Intellectual Capital Model suggests that concentrations of educated and motivated people attract investors to employ them and invest in the communities where they reside. This investment attracts other intelligent people who in turn attract more investment thereby creating a cycle of economic growth

The Social Capital Model suggests that people acting in communities can create better solutions, greater accountability, and more economic growth than management, governments, or bureaucracy can induce on their own. Examples of Social Capital include Civil Rights Movement, community watch organizations, Democratic Government, and recently, Social Networking.

The Creative Capital Model, suggests that engineers and scientists think more like artists and musicians than like production workers – their ideas come 24/7/365 – and that an environment of tolerance, diversity, and openness promotes creative output.

Silicon Mouse trap

Many people argue that Silicon Valley, in fact, was created and sustained by a perfect storm of Social Capital, Creative Capital, an Intellectual Capital + Entrepreneurs.  Other countries have tried to duplicate Silicon Valley but most have fallen short – if any of these factors of production are missing, the other two have limited utility for production of innovation.
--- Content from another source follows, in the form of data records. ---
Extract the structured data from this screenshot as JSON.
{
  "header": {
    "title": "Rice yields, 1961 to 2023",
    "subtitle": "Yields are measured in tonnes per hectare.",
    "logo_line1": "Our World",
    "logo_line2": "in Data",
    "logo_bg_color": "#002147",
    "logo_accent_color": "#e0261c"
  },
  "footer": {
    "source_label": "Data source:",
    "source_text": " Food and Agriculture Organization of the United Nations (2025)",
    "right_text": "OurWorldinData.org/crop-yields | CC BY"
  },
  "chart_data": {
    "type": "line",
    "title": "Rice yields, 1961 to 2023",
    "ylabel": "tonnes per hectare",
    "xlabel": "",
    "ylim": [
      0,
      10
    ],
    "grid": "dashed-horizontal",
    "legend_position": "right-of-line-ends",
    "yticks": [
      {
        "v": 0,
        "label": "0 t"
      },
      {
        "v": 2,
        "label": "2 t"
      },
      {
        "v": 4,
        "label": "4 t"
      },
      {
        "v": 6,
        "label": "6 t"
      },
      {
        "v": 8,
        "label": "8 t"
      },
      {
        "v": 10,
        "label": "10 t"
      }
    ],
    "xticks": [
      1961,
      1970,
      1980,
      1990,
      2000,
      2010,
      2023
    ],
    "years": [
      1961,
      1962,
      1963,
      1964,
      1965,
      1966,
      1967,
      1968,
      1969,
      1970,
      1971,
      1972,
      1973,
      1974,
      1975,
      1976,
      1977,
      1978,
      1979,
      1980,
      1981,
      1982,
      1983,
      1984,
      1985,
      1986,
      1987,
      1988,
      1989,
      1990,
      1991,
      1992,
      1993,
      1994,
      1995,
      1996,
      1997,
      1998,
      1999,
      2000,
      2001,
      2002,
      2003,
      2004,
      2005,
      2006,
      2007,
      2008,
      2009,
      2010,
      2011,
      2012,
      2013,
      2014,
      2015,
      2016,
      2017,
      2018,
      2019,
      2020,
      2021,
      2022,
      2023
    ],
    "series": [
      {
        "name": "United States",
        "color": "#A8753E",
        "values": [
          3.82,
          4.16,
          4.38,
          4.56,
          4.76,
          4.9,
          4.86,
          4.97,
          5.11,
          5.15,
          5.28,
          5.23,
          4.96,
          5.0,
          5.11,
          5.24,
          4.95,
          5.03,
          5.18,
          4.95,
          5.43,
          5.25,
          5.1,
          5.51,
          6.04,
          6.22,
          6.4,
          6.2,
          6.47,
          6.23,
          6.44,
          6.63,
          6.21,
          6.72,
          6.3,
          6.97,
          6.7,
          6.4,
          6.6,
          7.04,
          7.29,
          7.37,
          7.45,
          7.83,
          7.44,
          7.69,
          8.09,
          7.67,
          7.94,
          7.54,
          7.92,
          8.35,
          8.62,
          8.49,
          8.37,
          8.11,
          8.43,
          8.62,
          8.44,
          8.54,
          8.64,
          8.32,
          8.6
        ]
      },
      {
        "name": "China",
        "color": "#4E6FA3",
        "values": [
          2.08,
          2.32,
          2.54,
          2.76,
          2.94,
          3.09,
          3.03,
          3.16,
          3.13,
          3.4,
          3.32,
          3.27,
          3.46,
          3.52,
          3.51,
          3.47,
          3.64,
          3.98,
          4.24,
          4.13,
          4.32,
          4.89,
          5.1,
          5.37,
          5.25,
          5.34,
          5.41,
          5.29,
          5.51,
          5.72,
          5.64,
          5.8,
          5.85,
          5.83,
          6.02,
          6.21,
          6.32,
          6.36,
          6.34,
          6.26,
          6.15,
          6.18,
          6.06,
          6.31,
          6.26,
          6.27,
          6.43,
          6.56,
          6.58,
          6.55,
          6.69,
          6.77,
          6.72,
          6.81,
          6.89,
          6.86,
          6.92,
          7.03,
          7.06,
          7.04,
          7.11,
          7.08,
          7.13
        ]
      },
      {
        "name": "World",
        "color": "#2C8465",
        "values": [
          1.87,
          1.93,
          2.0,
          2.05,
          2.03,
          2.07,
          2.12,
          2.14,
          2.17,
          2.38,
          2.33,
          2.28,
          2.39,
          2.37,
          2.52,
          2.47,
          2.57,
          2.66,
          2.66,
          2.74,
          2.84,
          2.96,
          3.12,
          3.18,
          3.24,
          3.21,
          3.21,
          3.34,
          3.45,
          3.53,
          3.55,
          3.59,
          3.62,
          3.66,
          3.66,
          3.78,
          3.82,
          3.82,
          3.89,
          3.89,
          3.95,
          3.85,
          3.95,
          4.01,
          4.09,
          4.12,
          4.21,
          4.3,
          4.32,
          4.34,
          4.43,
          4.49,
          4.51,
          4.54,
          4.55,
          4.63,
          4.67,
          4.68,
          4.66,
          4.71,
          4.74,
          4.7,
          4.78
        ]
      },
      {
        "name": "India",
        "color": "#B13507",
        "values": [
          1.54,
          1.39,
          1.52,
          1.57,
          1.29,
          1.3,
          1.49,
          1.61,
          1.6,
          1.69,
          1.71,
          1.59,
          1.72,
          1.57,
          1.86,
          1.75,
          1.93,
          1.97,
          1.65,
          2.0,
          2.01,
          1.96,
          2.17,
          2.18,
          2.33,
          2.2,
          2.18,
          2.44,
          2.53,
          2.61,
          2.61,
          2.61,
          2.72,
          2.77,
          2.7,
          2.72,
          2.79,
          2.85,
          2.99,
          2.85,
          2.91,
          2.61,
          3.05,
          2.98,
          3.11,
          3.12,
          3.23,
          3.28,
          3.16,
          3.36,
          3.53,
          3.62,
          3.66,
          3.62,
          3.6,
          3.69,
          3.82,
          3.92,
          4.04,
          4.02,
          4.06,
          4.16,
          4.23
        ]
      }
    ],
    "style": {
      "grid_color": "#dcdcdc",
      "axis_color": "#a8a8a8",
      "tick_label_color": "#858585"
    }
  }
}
To demonstrate how these productive inputs might appear in an innovation economy, consider the following example:

Suppose that we take 5 mechanical engineers and lock them in a room with instructions to build a better mouse trap, they’ll emerge with a better shingle, a better spring, a better whacker, and a better trigger – but not necessarily a better mousetrap.  Suppose that we now put a dog catcher, an engineer, a plastics manufacturer, an artist, and the mother of 4 rowdy children together with the same task. We can be quite certain that innovation will occur. They may actually come up with an excellent mouse trap.

The Innovation Economy

Innovation Economics will bring the factors of production together in diverse combination rather than similar combination.  In an Innovation Economy, the “secret sauce” for the production of innovation becomes far more valuable than any single innovation itself.  The secret sauce provides a monopoly on dynamic repeatability rather than a static device.

As such, technologies can be open sourced and innovation crowd sourced across a much wider domain of possible user applications.  Such conditions will change the type of innovations that are favored to reflect the broad and sweeping social priorities rather than innovations that are easy to patent, protect, and monopolize.